Chicken Tortilla & Kale Soup


The last three weekends we have been commuting to Denver for a new dance project I am working on.  It is refreshing to be back in a city, to have access to Bikram Yoga, good food, see old friends and best of all, to be creating again!!  However the commuting is not easy.  It is only week three and my suitcase doesn’t seem to get unpacked because in just a few days I know I will leave again. With Octave not a fan of cars and us changing her sleep environment, it is even more challenging. I also really do miss my kitchen when I am away, but I would take these inconveniences any day to be able to do what I am doing.  Plus, a rest from washing dishes by hand and a much anticipated dinner at The Populist, made me feel pretty dang good!  In any case, dinner around here looks a little different lately.  A little more convenient and a little less thought out.  I have been spoiled with time and while I still am, I am now giving some of that time to dance and of course our little lady, meaning less time in the kitchen.  Yummy, nourishing soups are going to be enjoyed a little more often around here. We only have three nights of dinners in our home this week and soups usually last us that long.  With chicken in our freezer, dried beans in the cupboard, and kale about to call it quits, only a few other ingredients were needed to create this soup.  It seems I am usually most satisfied with what I cook when we use what we have and I don’t over think the dish.  This soups proves that to be true.  It is so yummy and I can hardly wait to have the leftovers!


Serves 6

7  sprouted corn tortilla’s

6 cups chicken broth

2 cups shredded chicken(about 4 small breasts)
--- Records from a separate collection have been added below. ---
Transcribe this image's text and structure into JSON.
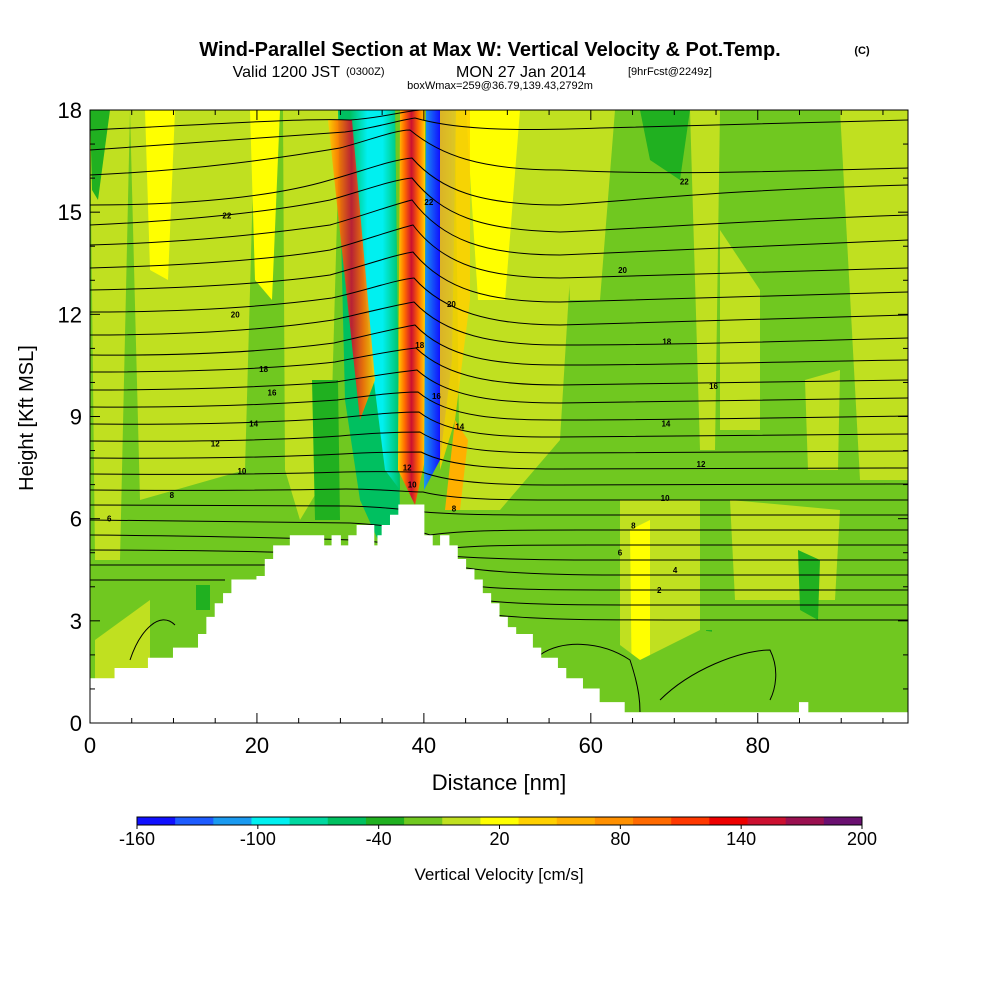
{
  "header": {
    "title": "Wind-Parallel Section at Max W: Vertical Velocity & Pot.Temp.",
    "copyright": "(C)",
    "valid_prefix": "Valid 1200 JST",
    "valid_utc": "(0300Z)",
    "valid_date": "MON 27 Jan 2014",
    "forecast": "[9hrFcst@2249z]",
    "box_info": "boxWmax=259@36.79,139.43,2792m"
  },
  "colorbar": {
    "label": "Vertical Velocity [cm/s]",
    "tick_labels": [
      "-160",
      "-100",
      "-40",
      "20",
      "80",
      "140",
      "200"
    ],
    "colors": [
      "#1010ff",
      "#1e5cff",
      "#1a9af0",
      "#00f0f0",
      "#00d8a0",
      "#00c060",
      "#20b020",
      "#70c820",
      "#c0e020",
      "#ffff00",
      "#ffd000",
      "#ffb000",
      "#ff9000",
      "#ff6a00",
      "#ff3800",
      "#ee0000",
      "#cc1030",
      "#9a1050",
      "#6a1070"
    ]
  },
  "chart_data": {
    "type": "heatmap",
    "title": "Wind-Parallel Section at Max W: Vertical Velocity & Pot.Temp.",
    "xlabel": "Distance [nm]",
    "ylabel": "Height [Kft MSL]",
    "xlim": [
      0,
      98
    ],
    "ylim": [
      0,
      18
    ],
    "x_ticks": [
      0,
      20,
      40,
      60,
      80
    ],
    "y_ticks": [
      0,
      3,
      6,
      9,
      12,
      15,
      18
    ],
    "colorbar_range": [
      -160,
      200
    ],
    "colorbar_step": 20,
    "colorbar_unit": "cm/s",
    "max_w": 259,
    "terrain_kft": [
      [
        0,
        1.3
      ],
      [
        1,
        1.3
      ],
      [
        3,
        1.6
      ],
      [
        6,
        1.6
      ],
      [
        7,
        1.9
      ],
      [
        10,
        2.2
      ],
      [
        13,
        2.6
      ],
      [
        14,
        3.1
      ],
      [
        15,
        3.5
      ],
      [
        16,
        3.8
      ],
      [
        17,
        4.2
      ],
      [
        20,
        4.3
      ],
      [
        21,
        4.8
      ],
      [
        22,
        5.2
      ],
      [
        23,
        5.2
      ],
      [
        24,
        5.5
      ],
      [
        27,
        5.5
      ],
      [
        28,
        5.2
      ],
      [
        29,
        5.5
      ],
      [
        30,
        5.2
      ],
      [
        31,
        5.5
      ],
      [
        32,
        5.8
      ],
      [
        33,
        5.8
      ],
      [
        34,
        5.2
      ],
      [
        34.5,
        5.5
      ],
      [
        35,
        5.8
      ],
      [
        36,
        6.1
      ],
      [
        37,
        6.4
      ],
      [
        39,
        6.4
      ],
      [
        40,
        5.5
      ],
      [
        41,
        5.2
      ],
      [
        42,
        5.5
      ],
      [
        43,
        5.2
      ],
      [
        44,
        4.8
      ],
      [
        45,
        4.5
      ],
      [
        46,
        4.2
      ],
      [
        47,
        3.8
      ],
      [
        48,
        3.5
      ],
      [
        49,
        3.1
      ],
      [
        50,
        2.8
      ],
      [
        51,
        2.6
      ],
      [
        53,
        2.2
      ],
      [
        54,
        1.9
      ],
      [
        56,
        1.6
      ],
      [
        57,
        1.3
      ],
      [
        59,
        1.0
      ],
      [
        61,
        0.6
      ],
      [
        64,
        0.3
      ],
      [
        71,
        0.3
      ],
      [
        77,
        0.3
      ],
      [
        80,
        0.3
      ],
      [
        85,
        0.6
      ],
      [
        86,
        0.3
      ],
      [
        98,
        0.3
      ]
    ],
    "contour_labels": [
      {
        "x": 2.3,
        "y": 6.0,
        "value": "6"
      },
      {
        "x": 9.8,
        "y": 6.7,
        "value": "8"
      },
      {
        "x": 18.2,
        "y": 7.4,
        "value": "10"
      },
      {
        "x": 15.0,
        "y": 8.2,
        "value": "12"
      },
      {
        "x": 19.6,
        "y": 8.8,
        "value": "14"
      },
      {
        "x": 21.8,
        "y": 9.7,
        "value": "16"
      },
      {
        "x": 20.8,
        "y": 10.4,
        "value": "18"
      },
      {
        "x": 17.4,
        "y": 12.0,
        "value": "20"
      },
      {
        "x": 16.4,
        "y": 14.9,
        "value": "22"
      },
      {
        "x": 40.6,
        "y": 15.3,
        "value": "22"
      },
      {
        "x": 43.3,
        "y": 12.3,
        "value": "20"
      },
      {
        "x": 39.5,
        "y": 11.1,
        "value": "18"
      },
      {
        "x": 41.5,
        "y": 9.6,
        "value": "16"
      },
      {
        "x": 44.3,
        "y": 8.7,
        "value": "14"
      },
      {
        "x": 38.0,
        "y": 7.5,
        "value": "12"
      },
      {
        "x": 38.6,
        "y": 7.0,
        "value": "10"
      },
      {
        "x": 43.6,
        "y": 6.3,
        "value": "8"
      },
      {
        "x": 71.2,
        "y": 15.9,
        "value": "22"
      },
      {
        "x": 63.8,
        "y": 13.3,
        "value": "20"
      },
      {
        "x": 69.1,
        "y": 11.2,
        "value": "18"
      },
      {
        "x": 74.7,
        "y": 9.9,
        "value": "16"
      },
      {
        "x": 69.0,
        "y": 8.8,
        "value": "14"
      },
      {
        "x": 73.2,
        "y": 7.6,
        "value": "12"
      },
      {
        "x": 68.9,
        "y": 6.6,
        "value": "10"
      },
      {
        "x": 65.1,
        "y": 5.8,
        "value": "8"
      },
      {
        "x": 63.5,
        "y": 5.0,
        "value": "6"
      },
      {
        "x": 70.1,
        "y": 4.5,
        "value": "4"
      },
      {
        "x": 68.2,
        "y": 3.9,
        "value": "2"
      }
    ]
  }
}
3 cups cooked beans (I used pinto and northern)

10 oz. can of diced tomatoes and green chills

6 oz can tomato paste

1 yellow onion, diced

4-5 cloves of garlic, minced

1/2 bunch of kale (about 2 cups)

Handful of cilantro, roughly chopped

Juice and zest from 2 limes (reserve 2 tbsp.juice for chicken, 1 tbsp. for kale)

Oil olive(use your judgement,) for sauteing onions, massaging kale & marinating chicken

1 heaping tbsp. chili powder + 1 tsp. for chicken

1 heaping tsp. garlic powder

1/2 sea salt + a few pinches more for chicken and kale

1/8 tsp. cayenne(optional)

Garnish With…

Crispy tortilla’s


Sour cream

White Cheddar

Pre heat oven to 350. Drizzle chicken breasts with lime juice, olive oil, salt and chili powder.  Bake for 20 minutes or until done.  Let cool and shred.  Thinly slice corn tortillas and place on baking sheet.  Broil on low for a few minutes, until crispy and golden brown. Let cool.  Cut kale in ribbons and massage with a little olive oil, sea salt and lime juice for a few minutes and set aside. (This breaks down the kale and makes a difference in the texture and taste.)  Pour olive oil into dutch oven or large pot and saute garlic and onions on medium heat for a few minutes. Add lime juice and zest.  Add diced tomatoes and green chills and tomato paste.  Let simmer for a few more minutes.  Add chicken, beans, and spices. Stir and add in chicken broth.  Turn up stove to medium/high heat and let come to a boil.  Immediately reduce heat to low and add kale and cilantro.  Add crispy tortilla’s, reserving a few for garnish. Let simmer for 5 minutes while you prepare toppings.  Garnish with shredded cheese, avocado slices, and a dollop of sour cream.